Il cinema italiano, si sa, fa molta fatica a trasformare in epica ciò che riguarda la cronaca, esattamente la cosa che riesce meglio a Hollywood. In mezzo sta, manco a dirlo, la Francia, che – grazie alla tradizione del polar e alla più recente ondata dei vari Mathieu Kassovitz, Jean-François Richet, Olivier Assayas – ha dimostrato che si poteva raccontare la mala europea e il terrore politico con sguardo aspro e ruvido, senza assolvere né condannare a priori nessuno, esprimendo la violenza per quella che è, un elemento sociale vivo e temibile, che scorre nelle strade intorno a noi, dentro "corpi" dello Stato o della curva apparentemente tribalizzati, pronti ad aggredirci ingiustamente.

Sollima raccoglie la lezione transalpina, e comprende una cosa importantissima: il genere cinematografico non ha obbligatoriamente un valore di conflitto con la dimensione autoriale, né serve a offrire aspetti meramente spettacolari agli spettatori da multiplex.

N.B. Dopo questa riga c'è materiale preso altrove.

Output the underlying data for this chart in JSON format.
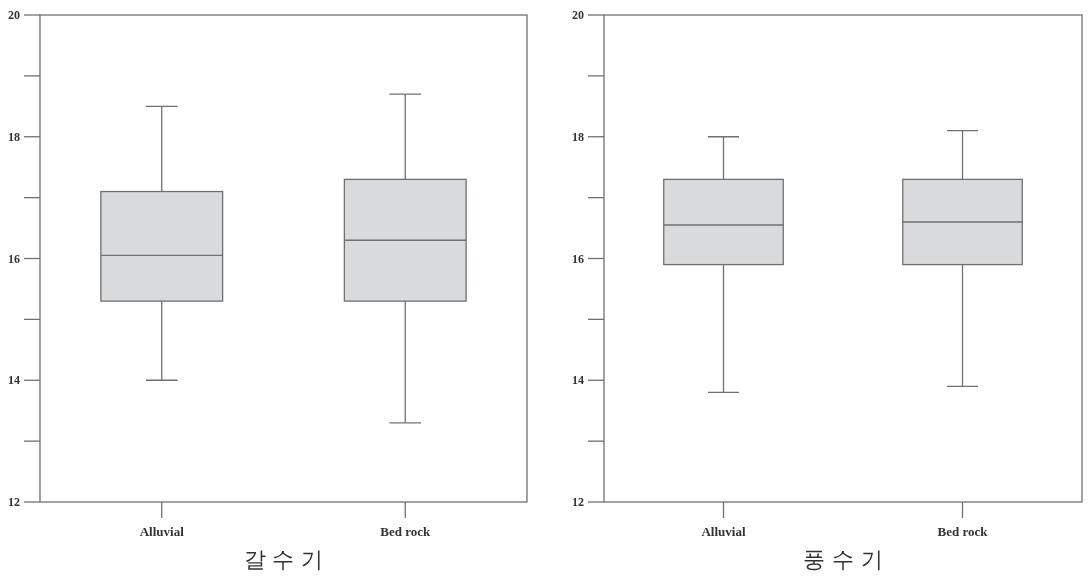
{
  "chart_data": [
    {
      "type": "box",
      "xlabel": "갈 수 기",
      "categories": [
        "Alluvial",
        "Bed rock"
      ],
      "color": "#d9dadc",
      "boxes": [
        {
          "low": 14.0,
          "q1": 15.3,
          "median": 16.05,
          "q3": 17.1,
          "high": 18.5
        },
        {
          "low": 13.3,
          "q1": 15.3,
          "median": 16.3,
          "q3": 17.3,
          "high": 18.7
        }
      ],
      "ylim": [
        12,
        20
      ],
      "yticks": [
        12,
        {
          "value": 13,
          "label": null
        },
        14,
        {
          "value": 15,
          "label": null
        },
        16,
        {
          "value": 17,
          "label": null
        },
        18,
        {
          "value": 19,
          "label": null
        },
        20
      ]
    },
    {
      "type": "box",
      "xlabel": "풍 수 기",
      "categories": [
        "Alluvial",
        "Bed rock"
      ],
      "color": "#d9dadc",
      "boxes": [
        {
          "low": 13.8,
          "q1": 15.9,
          "median": 16.55,
          "q3": 17.3,
          "high": 18.0
        },
        {
          "low": 13.9,
          "q1": 15.9,
          "median": 16.6,
          "q3": 17.3,
          "high": 18.1
        }
      ],
      "ylim": [
        12,
        20
      ],
      "yticks": [
        12,
        {
          "value": 13,
          "label": null
        },
        14,
        {
          "value": 15,
          "label": null
        },
        16,
        {
          "value": 17,
          "label": null
        },
        18,
        {
          "value": 19,
          "label": null
        },
        20
      ]
    }
  ]
}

Anzi, è un mezzo espressivo potente ed energico, che prosciuga ogni aspetto trascendente e trascina pancia a terra protagonisti e racconto, dissecca gli orpelli e rinforza l’aspetto pulsionale del film, scuote l’azione e la porta al centro del discorso, penetrando fino al nocciolo del problema, il momento in cui si alza la mano contro qualcun altro: esattamente come il braccio alzato del celerino, col manganello che colpisce più e più volte, finalmente narrato in tutta la sua irriducibilità al conflitto buoni/cattivi, sinistra/destra, ma riportato nel sistema nervoso di un universo, l’Italia 2000, tutt’altro che neutro o trasparente.